Из глаза ее все-таки выкатилась слезинка, которую Лора раздраженно смахнула со щеки.
– Или вот любовь, например? Ведь все твои Практики и Инициации были про что угодно, только не про любовь! А не познав любовь земную сама, ты никогда не поймешь тех, кто ее познал. Этого нельзя понять опосредованно. И никакого воображения не хватит.
Лора заставила себя поднять глаза на Агату и внимательно всмотреться в ее лицо. Она изо всех сил попыталась испытать в своей душе хоть что-нибудь по отношению к этой незнакомой женщине. Но, кроме раздражения, ничего не чувствовала.

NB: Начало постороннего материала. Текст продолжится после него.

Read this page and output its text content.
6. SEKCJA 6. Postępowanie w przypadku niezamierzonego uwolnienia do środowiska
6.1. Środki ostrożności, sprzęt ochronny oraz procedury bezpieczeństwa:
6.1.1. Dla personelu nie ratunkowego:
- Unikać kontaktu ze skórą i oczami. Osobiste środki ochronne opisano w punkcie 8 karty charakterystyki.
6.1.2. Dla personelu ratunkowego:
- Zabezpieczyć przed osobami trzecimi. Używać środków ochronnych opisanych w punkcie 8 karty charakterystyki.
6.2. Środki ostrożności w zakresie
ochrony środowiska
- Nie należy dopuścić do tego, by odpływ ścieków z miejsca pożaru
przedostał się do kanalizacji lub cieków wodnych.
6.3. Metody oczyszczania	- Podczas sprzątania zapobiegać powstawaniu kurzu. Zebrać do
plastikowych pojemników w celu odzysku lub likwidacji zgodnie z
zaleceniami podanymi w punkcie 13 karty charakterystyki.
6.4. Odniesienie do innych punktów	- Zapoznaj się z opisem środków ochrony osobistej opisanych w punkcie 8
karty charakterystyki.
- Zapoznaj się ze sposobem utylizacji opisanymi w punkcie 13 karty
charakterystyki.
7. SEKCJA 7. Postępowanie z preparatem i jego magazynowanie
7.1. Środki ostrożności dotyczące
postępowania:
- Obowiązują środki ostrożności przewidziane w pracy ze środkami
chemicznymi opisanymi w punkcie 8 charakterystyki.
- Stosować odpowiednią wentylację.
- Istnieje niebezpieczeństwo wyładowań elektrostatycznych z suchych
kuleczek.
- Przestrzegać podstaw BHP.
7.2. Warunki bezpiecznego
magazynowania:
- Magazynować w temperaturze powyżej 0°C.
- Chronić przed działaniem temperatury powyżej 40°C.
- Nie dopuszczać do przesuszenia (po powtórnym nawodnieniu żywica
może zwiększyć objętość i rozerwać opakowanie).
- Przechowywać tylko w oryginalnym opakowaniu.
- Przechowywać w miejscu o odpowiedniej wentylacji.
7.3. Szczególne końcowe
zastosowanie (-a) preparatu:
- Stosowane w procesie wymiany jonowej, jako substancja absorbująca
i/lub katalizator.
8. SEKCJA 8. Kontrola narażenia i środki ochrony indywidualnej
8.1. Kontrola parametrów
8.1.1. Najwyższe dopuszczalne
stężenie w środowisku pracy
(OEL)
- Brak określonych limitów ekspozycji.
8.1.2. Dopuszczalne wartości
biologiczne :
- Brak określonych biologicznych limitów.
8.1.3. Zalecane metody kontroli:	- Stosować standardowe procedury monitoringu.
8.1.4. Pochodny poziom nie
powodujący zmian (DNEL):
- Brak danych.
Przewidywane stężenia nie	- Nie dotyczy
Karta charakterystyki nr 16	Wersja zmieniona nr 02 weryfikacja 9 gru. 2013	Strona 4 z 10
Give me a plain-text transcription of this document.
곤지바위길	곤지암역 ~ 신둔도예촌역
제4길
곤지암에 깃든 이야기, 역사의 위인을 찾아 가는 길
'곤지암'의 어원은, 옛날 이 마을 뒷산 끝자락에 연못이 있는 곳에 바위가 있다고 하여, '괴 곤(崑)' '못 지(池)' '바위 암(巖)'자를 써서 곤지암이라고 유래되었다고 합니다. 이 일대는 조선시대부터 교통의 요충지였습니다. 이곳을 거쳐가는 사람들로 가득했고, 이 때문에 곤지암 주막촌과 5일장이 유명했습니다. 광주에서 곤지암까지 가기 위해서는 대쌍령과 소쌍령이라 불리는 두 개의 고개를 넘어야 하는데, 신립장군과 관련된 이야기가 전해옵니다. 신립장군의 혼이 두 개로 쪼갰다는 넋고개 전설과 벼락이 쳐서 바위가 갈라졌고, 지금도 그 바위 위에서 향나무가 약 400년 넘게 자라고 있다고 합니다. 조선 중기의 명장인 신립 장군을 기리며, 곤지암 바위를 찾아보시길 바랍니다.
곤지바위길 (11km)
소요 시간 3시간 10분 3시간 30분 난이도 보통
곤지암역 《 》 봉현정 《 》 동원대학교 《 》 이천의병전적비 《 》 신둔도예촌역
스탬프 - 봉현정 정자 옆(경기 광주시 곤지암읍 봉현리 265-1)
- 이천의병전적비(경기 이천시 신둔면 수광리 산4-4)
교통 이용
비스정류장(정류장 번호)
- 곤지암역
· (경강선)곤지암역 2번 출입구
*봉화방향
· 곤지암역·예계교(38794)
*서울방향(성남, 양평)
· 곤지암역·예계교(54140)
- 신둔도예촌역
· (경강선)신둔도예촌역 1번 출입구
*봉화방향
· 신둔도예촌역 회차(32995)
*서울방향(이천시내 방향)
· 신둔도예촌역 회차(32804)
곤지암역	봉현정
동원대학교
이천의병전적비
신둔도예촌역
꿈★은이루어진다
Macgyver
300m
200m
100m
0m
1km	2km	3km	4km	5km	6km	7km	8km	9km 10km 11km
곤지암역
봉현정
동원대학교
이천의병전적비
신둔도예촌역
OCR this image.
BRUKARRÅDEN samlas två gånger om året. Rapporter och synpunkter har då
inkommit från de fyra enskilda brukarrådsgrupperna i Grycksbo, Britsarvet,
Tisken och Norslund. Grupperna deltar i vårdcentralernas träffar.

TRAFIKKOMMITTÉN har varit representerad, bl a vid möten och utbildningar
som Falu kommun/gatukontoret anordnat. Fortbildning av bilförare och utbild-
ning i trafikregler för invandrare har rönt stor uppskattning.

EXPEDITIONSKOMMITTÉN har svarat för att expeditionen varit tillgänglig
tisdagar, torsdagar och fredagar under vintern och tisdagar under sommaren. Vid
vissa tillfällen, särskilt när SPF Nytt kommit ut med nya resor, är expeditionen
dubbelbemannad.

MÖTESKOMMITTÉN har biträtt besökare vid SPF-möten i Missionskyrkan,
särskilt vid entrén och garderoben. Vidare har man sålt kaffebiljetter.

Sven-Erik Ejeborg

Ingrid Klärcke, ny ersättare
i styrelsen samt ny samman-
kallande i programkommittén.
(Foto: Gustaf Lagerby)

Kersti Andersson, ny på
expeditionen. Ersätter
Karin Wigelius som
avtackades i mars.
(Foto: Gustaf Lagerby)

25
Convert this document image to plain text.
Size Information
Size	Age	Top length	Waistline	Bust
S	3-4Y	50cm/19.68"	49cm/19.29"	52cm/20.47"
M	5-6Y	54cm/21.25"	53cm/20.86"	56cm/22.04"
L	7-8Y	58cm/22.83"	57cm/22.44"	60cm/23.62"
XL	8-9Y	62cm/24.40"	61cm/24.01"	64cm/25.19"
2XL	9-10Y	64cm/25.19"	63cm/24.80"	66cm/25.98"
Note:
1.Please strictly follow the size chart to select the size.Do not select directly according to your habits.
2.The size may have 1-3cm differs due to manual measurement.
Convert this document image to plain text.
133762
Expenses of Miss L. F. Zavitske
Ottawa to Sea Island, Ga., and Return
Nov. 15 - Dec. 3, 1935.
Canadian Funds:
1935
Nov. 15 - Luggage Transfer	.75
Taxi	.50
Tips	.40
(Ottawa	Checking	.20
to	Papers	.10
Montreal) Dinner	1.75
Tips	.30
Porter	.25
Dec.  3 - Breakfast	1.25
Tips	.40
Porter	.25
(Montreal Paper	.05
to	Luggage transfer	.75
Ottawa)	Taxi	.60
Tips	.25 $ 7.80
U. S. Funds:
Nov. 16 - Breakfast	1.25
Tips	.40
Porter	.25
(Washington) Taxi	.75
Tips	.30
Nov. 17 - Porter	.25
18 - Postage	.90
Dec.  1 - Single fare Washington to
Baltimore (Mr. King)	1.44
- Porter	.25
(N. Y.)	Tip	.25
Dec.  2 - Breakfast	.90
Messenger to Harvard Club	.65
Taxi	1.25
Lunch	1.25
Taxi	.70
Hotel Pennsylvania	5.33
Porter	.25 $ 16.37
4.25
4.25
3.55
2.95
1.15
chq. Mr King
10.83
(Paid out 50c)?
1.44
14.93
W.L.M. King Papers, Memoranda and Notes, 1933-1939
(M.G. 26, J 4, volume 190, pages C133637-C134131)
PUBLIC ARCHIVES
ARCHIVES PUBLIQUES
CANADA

Агата же смотрела на Лору с неподдельным изумлением, явно не понимая, почему эта молодая красивая женщина, являющаяся ее дочерью, плачет, когда ей предлагают бессмертие, к тому же ничего не требуя взамен! Подумаешь, матерей поменять! А может, еще лучше – заиметь сразу двух вместо одной. Да еще и сестру в придачу. Пусть и не совсем обычную.
– Так что, если у тебя и есть индивидуальность, – продолжала Лора, обращаясь к Беа, – она ничего общего с нашей, человеческой, не имеет. Несмотря на все твои знания и возможности. И сестра ты мне примерно такая же, как… как моя собственная тень. Потусторонняя.
– А как же все те Инициации, через которые я тебя провела? – растерянно и несколько обиженно спросила Беа. – Все Практики, которые ты благодаря мне познала?
– Да, они хороши! Как бывают хороши сны. Но я не променяю ни одной ночи с Карлом на такой сон. Ни одной бредовой беседы с Барбарой на высокоинтеллектуальное общение с моей новой матерью. Я предпочитаю земной сумбур в ее голове небесному бесчувственному совершенству в этой. – Лора кивнула в сторону Агаты. – Даже если у нее там три эйнштейна сидят. Я тутошняя, земная. Со всеми свойственными нам дефектами, глупостями, прозрениями и болью. Я не хочу космической анестезии и наркотических грез вечности. И чувство боли для меня настолько же важно, как и чувство радости.
– А Карл? Ведь это я помогла ему увидеть тебя.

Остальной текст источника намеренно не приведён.